La notizia era già nell’aria ma ora è arrivata anche l’ufficialità: Gigi De Canio non sarà confermato alla guida tecnica dell’Udinese Calcio, al suo posto scelto Beppe Iachini, reduce da un’annata a dir poco movimentata in quel di Palermo. L’ex allenatore tra le altre di Vicenza, Piacenza, Chievo, Brescia, Sampdoria e Siena ha firmato un contratto biennale (un anno più opzione di rinnovo automatico in caso di salvezza) e sarà assistito da i suoi collaboratori Giuseppe Carillo nel ruolo di vice-allenatore e Fabrizio Tafani in quello di preparatore atletico. L’Udinese ha comunque ringraziato De Canio per il lavoro svolto e soprattutto per la salvezza ottenuta non senza qualche difficoltà di troppo: “L’Udinese Calcio desidera ringraziare l’allenatore Luigi De Canio e il suo staff per la professionalità e la dedizione dimostrata e per il raggiungimento dell’obiettivo della salvezza nella stagione sportiva appena conclusa. La società augura le migliori fortune a De Canio e ai suoi collaboratori per il proseguimento della carriera professionale”. 

Giuseppe Iachini

Dopo una carriera iniziata da calciatore con ben 200 partite disputate nella nostra Serie A, Iachini prosegue dunque la sua avventura da allenatore dopo che i rapporti con Maurizio Zamparini nell’ultimo anno ne avevano leggermente messo in luce l’ottimo lavoro svolto fino a quel momento. Esonerato a novembre, tra l’altro dopo una vittoria, quella contro il Chievo ottenuta al Barbera con il punteggio di 1-0, Iachini è stato poi richiamato dal patron rosanero nel successivo mese di febbraio prima che lo stesso tecnico decidesse di dimettersi a marzo per nuove e insanabili incomprensioni con la società.

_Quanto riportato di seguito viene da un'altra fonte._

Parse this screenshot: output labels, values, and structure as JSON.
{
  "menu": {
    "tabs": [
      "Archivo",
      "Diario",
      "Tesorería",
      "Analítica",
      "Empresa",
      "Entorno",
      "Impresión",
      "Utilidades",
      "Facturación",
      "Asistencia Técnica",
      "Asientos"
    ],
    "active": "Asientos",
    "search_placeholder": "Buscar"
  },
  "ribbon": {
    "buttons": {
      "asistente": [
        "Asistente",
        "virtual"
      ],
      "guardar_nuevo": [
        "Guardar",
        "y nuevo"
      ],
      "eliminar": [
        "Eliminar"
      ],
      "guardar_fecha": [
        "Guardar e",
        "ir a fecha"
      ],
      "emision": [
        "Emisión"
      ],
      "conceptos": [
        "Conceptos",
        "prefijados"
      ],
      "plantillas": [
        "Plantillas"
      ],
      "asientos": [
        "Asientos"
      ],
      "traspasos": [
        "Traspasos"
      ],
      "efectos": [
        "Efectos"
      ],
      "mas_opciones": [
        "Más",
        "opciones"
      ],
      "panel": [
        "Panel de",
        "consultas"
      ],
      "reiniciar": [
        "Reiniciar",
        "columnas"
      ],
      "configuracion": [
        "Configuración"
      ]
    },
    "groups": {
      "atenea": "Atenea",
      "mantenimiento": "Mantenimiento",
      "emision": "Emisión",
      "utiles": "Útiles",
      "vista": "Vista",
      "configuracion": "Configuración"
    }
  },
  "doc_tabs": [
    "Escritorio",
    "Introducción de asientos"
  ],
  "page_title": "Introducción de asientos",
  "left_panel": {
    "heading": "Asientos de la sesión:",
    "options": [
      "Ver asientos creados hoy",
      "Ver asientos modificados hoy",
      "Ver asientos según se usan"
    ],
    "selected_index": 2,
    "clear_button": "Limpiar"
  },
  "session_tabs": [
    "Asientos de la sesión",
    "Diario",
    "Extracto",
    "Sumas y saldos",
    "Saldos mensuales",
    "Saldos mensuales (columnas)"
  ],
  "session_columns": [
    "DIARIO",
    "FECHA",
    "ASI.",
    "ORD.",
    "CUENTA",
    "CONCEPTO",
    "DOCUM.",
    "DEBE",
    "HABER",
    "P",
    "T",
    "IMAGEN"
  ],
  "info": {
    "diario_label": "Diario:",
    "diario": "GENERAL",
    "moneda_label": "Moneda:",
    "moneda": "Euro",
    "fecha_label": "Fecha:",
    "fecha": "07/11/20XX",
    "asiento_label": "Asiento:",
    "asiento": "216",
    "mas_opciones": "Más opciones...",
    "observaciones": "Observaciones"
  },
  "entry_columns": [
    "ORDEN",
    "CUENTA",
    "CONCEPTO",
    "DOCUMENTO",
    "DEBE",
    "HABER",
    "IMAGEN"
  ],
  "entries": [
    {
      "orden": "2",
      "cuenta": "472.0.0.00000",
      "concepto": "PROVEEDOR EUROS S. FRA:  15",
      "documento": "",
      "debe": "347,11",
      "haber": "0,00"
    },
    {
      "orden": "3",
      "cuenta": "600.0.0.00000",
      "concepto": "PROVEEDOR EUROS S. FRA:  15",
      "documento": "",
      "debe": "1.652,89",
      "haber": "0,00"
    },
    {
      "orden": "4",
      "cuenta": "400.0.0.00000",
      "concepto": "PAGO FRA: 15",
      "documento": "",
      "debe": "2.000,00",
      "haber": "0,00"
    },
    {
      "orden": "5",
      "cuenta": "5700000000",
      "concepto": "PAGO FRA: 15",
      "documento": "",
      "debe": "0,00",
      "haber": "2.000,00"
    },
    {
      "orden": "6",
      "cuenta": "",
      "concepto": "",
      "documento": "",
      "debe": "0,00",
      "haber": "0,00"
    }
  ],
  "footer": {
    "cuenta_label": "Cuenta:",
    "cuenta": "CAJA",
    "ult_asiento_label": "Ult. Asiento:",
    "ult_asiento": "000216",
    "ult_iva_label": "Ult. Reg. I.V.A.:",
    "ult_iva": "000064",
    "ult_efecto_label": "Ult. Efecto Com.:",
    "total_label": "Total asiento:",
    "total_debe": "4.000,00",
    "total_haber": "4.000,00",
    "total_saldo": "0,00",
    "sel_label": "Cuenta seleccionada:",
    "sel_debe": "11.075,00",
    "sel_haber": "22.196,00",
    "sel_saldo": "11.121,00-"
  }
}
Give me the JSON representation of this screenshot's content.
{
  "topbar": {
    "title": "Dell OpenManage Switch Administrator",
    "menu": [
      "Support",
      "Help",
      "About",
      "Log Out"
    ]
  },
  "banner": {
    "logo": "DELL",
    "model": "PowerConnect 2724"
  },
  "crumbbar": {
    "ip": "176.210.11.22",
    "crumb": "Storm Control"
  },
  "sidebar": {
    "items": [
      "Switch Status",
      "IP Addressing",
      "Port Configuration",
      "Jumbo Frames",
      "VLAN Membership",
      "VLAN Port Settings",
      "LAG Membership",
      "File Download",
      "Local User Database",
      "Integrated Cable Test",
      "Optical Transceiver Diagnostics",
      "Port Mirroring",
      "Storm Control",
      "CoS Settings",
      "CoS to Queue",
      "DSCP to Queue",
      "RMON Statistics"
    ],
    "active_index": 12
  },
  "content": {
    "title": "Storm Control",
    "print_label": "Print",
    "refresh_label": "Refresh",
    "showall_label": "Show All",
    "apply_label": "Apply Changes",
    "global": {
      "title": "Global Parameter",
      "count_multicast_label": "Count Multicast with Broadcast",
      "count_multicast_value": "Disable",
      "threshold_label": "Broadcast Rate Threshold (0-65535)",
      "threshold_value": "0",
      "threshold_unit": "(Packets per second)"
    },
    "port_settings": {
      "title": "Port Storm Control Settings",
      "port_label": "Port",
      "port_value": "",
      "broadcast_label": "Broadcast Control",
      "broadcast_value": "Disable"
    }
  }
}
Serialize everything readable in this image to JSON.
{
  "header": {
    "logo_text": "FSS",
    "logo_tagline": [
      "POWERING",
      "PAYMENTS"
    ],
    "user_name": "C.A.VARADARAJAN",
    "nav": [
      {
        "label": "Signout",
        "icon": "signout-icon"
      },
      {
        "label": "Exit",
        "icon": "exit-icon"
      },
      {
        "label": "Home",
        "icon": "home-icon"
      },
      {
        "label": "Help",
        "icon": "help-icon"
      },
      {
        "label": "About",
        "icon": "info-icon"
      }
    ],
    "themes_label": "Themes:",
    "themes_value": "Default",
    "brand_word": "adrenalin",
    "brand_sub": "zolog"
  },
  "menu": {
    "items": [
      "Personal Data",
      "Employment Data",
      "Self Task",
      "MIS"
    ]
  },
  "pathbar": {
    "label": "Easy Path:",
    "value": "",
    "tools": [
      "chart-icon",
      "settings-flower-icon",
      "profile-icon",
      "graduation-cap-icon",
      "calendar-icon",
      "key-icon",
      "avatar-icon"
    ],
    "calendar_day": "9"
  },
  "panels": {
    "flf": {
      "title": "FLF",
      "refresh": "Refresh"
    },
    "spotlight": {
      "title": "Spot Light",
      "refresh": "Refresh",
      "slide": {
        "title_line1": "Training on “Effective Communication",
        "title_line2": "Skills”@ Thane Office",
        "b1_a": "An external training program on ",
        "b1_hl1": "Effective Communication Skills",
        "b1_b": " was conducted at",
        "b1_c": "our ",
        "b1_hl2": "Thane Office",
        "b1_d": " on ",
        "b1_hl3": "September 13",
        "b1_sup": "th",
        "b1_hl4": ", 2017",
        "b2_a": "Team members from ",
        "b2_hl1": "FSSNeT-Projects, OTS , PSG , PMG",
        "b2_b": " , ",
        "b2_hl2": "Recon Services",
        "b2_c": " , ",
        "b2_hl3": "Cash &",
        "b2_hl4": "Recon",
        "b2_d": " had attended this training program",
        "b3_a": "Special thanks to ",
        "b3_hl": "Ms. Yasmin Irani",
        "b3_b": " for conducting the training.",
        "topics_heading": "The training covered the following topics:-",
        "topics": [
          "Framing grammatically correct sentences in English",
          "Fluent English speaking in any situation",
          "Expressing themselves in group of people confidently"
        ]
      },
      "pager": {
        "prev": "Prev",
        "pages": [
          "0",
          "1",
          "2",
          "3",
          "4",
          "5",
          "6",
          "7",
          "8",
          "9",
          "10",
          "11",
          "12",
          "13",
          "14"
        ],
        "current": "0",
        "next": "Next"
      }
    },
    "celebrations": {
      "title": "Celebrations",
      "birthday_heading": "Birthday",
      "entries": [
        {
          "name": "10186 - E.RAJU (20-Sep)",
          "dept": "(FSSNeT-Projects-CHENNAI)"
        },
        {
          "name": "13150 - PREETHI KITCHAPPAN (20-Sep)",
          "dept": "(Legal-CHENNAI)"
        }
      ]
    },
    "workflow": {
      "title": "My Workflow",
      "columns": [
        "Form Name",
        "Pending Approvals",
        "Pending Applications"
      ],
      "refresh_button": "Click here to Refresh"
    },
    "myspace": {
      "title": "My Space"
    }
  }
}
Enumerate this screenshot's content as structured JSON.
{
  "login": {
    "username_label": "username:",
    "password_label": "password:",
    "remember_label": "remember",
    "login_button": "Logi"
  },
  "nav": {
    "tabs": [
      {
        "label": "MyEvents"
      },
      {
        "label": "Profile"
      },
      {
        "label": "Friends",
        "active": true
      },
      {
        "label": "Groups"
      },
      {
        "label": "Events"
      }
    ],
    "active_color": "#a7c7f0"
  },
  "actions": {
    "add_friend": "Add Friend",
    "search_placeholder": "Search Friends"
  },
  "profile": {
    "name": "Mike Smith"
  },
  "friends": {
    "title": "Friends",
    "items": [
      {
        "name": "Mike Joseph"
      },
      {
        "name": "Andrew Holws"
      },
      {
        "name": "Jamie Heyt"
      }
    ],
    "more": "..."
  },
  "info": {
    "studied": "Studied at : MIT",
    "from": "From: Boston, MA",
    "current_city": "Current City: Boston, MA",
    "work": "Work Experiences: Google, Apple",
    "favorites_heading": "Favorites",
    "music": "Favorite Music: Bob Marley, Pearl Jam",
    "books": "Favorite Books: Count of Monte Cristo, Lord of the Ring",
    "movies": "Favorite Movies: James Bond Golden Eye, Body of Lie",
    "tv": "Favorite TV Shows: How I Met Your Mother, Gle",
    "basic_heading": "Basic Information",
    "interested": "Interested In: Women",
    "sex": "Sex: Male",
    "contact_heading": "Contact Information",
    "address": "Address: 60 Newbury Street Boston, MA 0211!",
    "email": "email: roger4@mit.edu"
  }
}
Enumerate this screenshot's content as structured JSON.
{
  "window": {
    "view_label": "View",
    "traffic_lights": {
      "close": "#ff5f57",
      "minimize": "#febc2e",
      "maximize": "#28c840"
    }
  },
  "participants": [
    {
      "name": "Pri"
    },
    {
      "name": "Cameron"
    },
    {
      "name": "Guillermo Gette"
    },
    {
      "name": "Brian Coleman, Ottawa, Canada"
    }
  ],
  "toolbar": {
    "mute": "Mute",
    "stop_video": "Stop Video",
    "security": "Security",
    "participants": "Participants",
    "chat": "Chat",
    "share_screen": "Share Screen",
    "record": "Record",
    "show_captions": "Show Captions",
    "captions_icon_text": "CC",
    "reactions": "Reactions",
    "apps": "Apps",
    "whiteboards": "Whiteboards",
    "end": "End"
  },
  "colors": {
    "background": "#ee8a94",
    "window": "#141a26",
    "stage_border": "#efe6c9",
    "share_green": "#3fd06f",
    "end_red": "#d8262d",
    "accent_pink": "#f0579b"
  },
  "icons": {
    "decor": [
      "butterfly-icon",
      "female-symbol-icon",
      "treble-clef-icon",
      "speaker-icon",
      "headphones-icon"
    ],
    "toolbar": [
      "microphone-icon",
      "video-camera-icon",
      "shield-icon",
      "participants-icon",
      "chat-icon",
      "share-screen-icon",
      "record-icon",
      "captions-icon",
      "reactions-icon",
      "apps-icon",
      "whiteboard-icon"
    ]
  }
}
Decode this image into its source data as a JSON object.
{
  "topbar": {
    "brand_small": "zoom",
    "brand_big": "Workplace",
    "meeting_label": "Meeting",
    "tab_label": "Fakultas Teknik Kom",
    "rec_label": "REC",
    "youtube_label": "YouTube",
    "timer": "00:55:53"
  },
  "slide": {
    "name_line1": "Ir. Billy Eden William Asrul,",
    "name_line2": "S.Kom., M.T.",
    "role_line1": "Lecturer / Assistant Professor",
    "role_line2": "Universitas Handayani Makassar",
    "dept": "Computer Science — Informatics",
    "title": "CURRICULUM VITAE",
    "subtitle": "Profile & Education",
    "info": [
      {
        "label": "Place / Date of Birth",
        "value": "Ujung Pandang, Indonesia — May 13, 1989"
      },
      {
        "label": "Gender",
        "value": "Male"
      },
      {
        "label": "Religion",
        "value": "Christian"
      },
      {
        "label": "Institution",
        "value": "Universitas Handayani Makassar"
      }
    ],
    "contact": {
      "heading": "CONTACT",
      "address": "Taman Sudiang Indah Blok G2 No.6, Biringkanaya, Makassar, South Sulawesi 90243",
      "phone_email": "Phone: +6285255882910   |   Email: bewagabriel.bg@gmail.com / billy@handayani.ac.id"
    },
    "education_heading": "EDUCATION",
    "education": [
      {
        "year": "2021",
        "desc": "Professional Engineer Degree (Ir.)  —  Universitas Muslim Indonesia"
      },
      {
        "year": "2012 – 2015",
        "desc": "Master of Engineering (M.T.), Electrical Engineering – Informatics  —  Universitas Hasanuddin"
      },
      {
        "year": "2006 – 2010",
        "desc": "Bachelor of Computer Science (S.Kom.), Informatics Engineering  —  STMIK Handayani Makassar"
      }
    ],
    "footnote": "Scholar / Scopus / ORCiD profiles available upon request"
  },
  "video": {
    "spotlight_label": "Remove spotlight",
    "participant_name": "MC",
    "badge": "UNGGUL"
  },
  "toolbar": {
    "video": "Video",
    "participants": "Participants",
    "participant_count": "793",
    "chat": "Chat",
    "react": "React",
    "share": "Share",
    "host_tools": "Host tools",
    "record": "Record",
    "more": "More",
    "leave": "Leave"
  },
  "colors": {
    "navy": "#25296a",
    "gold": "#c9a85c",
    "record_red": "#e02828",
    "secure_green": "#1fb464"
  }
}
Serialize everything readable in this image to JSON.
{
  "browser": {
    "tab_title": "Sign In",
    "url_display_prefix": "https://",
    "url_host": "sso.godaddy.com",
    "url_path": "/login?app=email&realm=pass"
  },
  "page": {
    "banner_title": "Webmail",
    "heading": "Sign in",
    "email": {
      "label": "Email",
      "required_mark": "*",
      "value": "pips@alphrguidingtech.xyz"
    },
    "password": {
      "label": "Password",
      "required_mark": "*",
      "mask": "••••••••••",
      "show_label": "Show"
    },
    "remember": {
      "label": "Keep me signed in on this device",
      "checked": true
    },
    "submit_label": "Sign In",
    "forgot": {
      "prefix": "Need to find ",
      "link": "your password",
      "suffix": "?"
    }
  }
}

Iachini era entrato anche in orbita Leeds col presidente Cellino sempre più intenzionato ad affidarsi ad un tecnico italiano come va ormai di moda in Inghilterra. Solo sondaggi però con l’Udinese che ha poi deciso di accelerare le trattative non appena ha riscontrato anche l’impossibilità di arrivare all’ex allenatore della Lazio Stefano Pioli e a Rolando Maran, autentico protagonista di questa stagione con il suo piccolo grande Chievo Verona.